Generalized diffusion tensor imaging (GDTI) using higher‐order tensor (HOT) statistics generalizes the technique of diffusion tensor imaging by including the effect of nongaussian diffusion on the signal of MRI. In GDTI‐HOT, the effect of nongaussian diffusion is characterized by higher‐order tensor statistics (i.e., the cumulant tensors or the moment tensors), such as the covariance matrix (the second‐order cumulant tensor), the skewness tensor (the third‐order cumulant tensor), and the kurtosis tensor (the fourth‐order cumulant tensor). Previously, Monte Carlo simulations have been applied to verify the validity of this technique in reconstructing complicated fiber structures. However, no in vivo implementation of GDTI‐HOT has been reported. The primary goal of this study is to establish GDTI‐HOT as a feasible in vivo technique for imaging nongaussian diffusion. We show that probability distribution function of the molecular diffusion process can be measured in vivo with GDTI‐HOT and be visualized with three‐dimensional glyphs.

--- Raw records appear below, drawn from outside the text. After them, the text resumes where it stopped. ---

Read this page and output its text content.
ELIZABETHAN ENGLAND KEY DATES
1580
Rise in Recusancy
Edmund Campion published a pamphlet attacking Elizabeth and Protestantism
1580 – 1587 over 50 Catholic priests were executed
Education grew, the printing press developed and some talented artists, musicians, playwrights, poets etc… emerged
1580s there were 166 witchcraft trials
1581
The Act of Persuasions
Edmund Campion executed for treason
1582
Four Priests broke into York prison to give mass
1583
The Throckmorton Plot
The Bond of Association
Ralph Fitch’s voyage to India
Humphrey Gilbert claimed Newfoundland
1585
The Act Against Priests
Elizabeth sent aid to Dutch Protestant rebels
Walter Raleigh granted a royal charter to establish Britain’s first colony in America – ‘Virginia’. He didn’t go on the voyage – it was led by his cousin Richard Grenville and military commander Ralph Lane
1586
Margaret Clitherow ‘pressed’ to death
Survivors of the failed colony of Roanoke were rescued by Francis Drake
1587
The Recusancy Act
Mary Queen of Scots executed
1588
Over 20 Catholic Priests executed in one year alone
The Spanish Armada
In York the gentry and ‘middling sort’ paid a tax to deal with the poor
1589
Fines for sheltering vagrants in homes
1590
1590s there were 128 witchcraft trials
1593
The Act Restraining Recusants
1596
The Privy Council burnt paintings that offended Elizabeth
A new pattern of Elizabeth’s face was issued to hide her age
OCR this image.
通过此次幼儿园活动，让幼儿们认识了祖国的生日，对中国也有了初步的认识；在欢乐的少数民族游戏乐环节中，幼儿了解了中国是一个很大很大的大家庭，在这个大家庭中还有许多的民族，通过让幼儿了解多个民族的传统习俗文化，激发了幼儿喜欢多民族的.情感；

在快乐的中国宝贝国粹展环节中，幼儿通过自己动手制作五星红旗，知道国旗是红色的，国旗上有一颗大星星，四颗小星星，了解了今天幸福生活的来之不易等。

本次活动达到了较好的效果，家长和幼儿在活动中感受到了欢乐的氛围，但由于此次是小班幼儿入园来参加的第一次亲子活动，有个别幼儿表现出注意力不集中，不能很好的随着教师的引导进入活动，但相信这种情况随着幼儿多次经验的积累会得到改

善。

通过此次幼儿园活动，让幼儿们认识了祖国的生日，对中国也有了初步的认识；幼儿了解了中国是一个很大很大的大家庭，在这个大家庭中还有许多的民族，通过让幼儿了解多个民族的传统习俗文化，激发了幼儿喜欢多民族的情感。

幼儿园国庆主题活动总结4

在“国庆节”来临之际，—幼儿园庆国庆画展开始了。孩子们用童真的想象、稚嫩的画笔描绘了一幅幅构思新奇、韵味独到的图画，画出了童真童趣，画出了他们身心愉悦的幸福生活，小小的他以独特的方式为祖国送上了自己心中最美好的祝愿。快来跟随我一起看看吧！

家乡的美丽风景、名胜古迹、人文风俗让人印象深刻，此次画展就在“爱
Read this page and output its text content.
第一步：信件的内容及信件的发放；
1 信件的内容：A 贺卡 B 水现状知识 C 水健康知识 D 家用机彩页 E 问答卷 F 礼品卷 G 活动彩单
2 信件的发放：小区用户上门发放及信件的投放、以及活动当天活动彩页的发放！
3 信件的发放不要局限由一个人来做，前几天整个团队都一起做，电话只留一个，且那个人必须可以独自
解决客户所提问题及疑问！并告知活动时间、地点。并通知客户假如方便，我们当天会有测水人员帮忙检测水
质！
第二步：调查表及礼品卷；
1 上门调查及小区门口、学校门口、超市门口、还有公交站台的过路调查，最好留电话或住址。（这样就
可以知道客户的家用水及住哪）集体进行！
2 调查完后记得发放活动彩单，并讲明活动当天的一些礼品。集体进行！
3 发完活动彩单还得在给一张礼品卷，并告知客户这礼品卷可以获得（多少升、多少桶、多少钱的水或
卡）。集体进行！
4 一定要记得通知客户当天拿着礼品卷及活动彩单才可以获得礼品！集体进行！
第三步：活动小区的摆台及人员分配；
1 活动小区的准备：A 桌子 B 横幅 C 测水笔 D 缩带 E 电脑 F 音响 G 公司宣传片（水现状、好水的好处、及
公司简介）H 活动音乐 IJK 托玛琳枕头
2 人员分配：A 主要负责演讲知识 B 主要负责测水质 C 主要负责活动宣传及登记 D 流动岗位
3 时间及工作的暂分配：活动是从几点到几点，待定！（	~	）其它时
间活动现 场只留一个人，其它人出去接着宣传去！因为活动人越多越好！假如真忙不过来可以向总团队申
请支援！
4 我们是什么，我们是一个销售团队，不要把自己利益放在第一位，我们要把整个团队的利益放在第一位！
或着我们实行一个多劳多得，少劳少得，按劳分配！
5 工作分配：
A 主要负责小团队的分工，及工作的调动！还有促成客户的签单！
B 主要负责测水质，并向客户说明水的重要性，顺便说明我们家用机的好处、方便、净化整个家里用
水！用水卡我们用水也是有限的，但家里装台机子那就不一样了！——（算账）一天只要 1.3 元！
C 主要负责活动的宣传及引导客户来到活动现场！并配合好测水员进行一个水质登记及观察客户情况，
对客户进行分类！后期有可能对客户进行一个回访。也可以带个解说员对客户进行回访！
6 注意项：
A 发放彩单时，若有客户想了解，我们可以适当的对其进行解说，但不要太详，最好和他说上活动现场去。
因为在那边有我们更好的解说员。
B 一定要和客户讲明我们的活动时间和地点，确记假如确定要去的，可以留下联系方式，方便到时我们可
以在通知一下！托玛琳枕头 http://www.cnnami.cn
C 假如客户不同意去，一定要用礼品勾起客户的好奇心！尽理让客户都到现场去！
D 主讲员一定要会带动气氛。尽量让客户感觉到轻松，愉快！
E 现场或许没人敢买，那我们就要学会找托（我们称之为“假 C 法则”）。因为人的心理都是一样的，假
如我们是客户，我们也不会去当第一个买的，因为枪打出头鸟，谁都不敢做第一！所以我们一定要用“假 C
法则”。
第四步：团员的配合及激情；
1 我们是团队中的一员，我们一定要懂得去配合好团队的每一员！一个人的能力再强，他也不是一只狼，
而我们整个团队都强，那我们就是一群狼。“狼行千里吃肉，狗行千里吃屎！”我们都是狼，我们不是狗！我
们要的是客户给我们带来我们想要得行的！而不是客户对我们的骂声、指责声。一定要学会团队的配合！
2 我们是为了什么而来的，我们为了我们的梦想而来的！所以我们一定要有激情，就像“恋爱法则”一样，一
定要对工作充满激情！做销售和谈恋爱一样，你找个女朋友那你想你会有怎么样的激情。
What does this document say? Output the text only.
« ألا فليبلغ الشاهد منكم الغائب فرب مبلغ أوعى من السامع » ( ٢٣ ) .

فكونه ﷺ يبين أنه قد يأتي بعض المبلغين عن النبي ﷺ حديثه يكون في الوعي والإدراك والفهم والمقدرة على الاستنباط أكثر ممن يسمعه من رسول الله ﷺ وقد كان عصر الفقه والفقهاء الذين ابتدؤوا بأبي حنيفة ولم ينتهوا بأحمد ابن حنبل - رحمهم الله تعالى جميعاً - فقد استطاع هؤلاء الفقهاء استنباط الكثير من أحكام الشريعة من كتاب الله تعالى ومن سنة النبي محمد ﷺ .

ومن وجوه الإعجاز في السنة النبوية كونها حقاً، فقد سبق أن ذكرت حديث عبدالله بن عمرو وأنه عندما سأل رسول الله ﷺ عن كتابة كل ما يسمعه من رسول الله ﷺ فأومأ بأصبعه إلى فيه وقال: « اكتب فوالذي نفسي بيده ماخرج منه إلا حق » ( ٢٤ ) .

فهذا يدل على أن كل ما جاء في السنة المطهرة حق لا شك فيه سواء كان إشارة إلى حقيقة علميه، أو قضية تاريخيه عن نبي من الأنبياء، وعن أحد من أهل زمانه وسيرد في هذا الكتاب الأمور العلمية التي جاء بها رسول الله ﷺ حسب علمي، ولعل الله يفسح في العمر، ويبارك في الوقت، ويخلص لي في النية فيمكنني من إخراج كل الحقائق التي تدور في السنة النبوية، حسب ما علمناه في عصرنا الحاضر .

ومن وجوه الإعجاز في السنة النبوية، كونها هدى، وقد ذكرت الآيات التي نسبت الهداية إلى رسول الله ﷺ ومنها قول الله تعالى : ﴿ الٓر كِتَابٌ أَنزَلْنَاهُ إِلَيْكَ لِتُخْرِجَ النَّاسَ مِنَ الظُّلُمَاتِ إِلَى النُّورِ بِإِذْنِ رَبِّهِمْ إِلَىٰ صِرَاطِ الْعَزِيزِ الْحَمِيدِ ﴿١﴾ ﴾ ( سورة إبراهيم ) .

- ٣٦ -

By comparing GDTI‐HOT to fiber structures that are revealed by the highest resolution diffusion‐weighted imaging (DWI) possible in vivo, we show that the GDTI‐HOT can accurately predict multiple fiber orientations within one white matter voxel. Furthermore, through bootstrap analysis we demonstrate that in vivo measurement of HOT elements is reproducible, with a small statistical variation that is similar to that of diffusion tensor imaging. Magn Reson Med, 2010.